Situated next to the Col de Villefranche-sur-Mer, overlooking St. Jean Cap Ferrat and the Villefranche Bay with a stunning view, the property initially consisted of a small neo-Provençal house in a very poor condition and without any architectural interest. The site was relatively steep, as was the entire hillside which backs onto the last foothills of Mont Alban, but this was also what created its charm.
It was a real 'love at first sight' when the owner introduced us the place, its location, the view and the enormous potential it represented. The property had to be dramatically redesigned and developed to meet the requirements of our client (who wanted a contemporary architecture that would allow for a very large extension) and to overcome the obstacles posed by the geology of the land.
The house, as it was designed, did not take advantage of the potential of the land, the natural light or the magnificent views. So we imagined extending the existing building so as to have a villa that would be on three floors, respecting the constraints of the land with its numerous slopes: a contemporary villa that would integrate into the rocks, with optimised openings in order to blur the limits between the outside and the inside, to the benefit of an ‘art of living’ in harmony with the elements; the different areas fluidly connected to one another and to the seasons, thus creating a real pleasure to live in.

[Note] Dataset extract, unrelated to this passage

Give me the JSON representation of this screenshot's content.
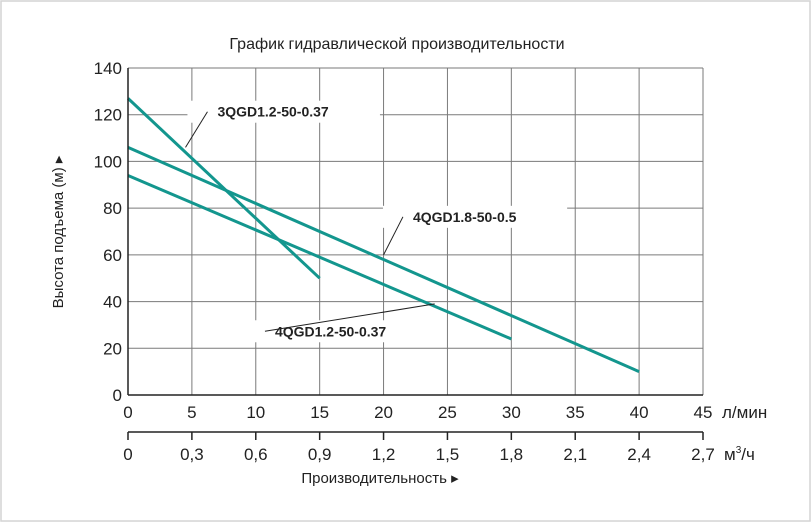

The exterior facades and retaining walls, sometimes treated with lime plaster and sometimes dressed with natural stone, have been extensively planted. The choice of colours and materials has given this villa the freedom to blend into the original natural environment.
The icing on the cake: the roof terrace, which provides a planted solarium that is an integral part of the surrounding nature, has become a garden in its own right, with plants overflowing onto the facades, and from which we can contemplate the historical beauty of the citadel.
The site was perfect for an infinity swimming pool which gave the illusion that the water disappeared into the sea, creating a soft and relaxing atmosphere and giving an incomparable visual effect.
Alongside the architectural project, the landscape project created the garrigue identity of the Mediterranean nature (holm oaks, olive trees, Aleppo pines and so on) while creating points of interest all around the house. For example, located in a small corner on the southern edge of the property, the 'Cascabelle', a stream cascades down the reworked slope and flows into a rounded basin attached to the building. Citrus trees punctuate each of the terraces in this steep landscape.